One particularly notorious example was Prime Minister Benjamin Netanyahu’s Election Day warning that “Arab voters are heading to the polling station in droves,” in a desperate attempt to prod his supporters to save his right-wing government. Which they did: Netanyahu’s divisive remark proved to be extremely effective, and it is credited with having clinched him a victory in what seemed until the very end to be a losing battle.
But as it emerged this week, when Netanyahu uttered his now-infamous remark, Jabotinsky must have completed a double somersault six feet under.
Prof. Yaacov Shavit, a historian of Judaism at Tel Aviv University, has dug up a century-old, obscure quote from one of Jabotinsky’s many volumes of writings.
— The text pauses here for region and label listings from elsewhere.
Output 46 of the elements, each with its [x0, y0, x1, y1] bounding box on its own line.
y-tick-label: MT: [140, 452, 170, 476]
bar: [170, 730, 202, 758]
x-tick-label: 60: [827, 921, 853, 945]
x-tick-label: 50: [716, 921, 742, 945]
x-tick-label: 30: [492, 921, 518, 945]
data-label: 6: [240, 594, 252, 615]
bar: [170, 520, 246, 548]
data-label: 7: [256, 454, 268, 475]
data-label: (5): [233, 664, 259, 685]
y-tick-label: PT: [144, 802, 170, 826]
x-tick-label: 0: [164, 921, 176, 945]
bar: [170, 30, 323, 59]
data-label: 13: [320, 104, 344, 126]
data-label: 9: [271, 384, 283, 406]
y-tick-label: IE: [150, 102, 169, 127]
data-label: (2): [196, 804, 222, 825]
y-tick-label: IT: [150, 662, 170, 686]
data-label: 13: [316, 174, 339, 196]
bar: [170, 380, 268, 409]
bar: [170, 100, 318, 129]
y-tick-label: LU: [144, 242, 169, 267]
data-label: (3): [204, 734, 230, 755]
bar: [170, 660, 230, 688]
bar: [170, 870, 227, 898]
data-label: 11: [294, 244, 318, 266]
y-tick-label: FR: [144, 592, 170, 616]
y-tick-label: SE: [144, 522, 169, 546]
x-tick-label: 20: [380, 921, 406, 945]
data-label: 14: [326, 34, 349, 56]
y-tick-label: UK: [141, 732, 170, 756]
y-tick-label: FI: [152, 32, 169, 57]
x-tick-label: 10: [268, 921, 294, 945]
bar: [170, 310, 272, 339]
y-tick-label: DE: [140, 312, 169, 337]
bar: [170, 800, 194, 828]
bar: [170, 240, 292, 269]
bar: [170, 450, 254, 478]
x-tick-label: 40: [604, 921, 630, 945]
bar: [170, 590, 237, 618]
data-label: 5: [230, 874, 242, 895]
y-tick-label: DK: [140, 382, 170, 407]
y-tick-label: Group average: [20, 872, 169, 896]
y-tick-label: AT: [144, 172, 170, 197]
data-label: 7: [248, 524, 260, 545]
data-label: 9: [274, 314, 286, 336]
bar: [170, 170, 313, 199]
It was written in 1911, when Jabotinsky, an extremely prolific journalist and essayist, covered the racially tense municipal elections in Warsaw, Poland.
In archaic Hebrew that has nonetheless survived the passage of time, he conveys to his readers the “pogrom atmosphere” that prevailed during the campaign. To prove his point, he quotes a few tracts handed out by Polish nationalists, including one that says: “Calling on our people: Look what is happening at the polling stations. The Jews are heading to them in droves, and the Poles are scattered… If you vote for the pseudo-progressive party, Warsaw will be represented by Jews. Poles, save your capital!”
He then concludes: “I rest my case.”
Did Netanyahu know about the uncanny similarity between the two? That’s very unlikely. The quote appears in a new book of Jabotinsky’s writings published just this week. But to put it in Mark Twain’s words, “History may not repeat itself, but it does rhyme.”
Gilad Halpern is a journalist and broadcaster, host of “The Tel Aviv Review – Ideas from Israel” podcast on TLV1 Radio.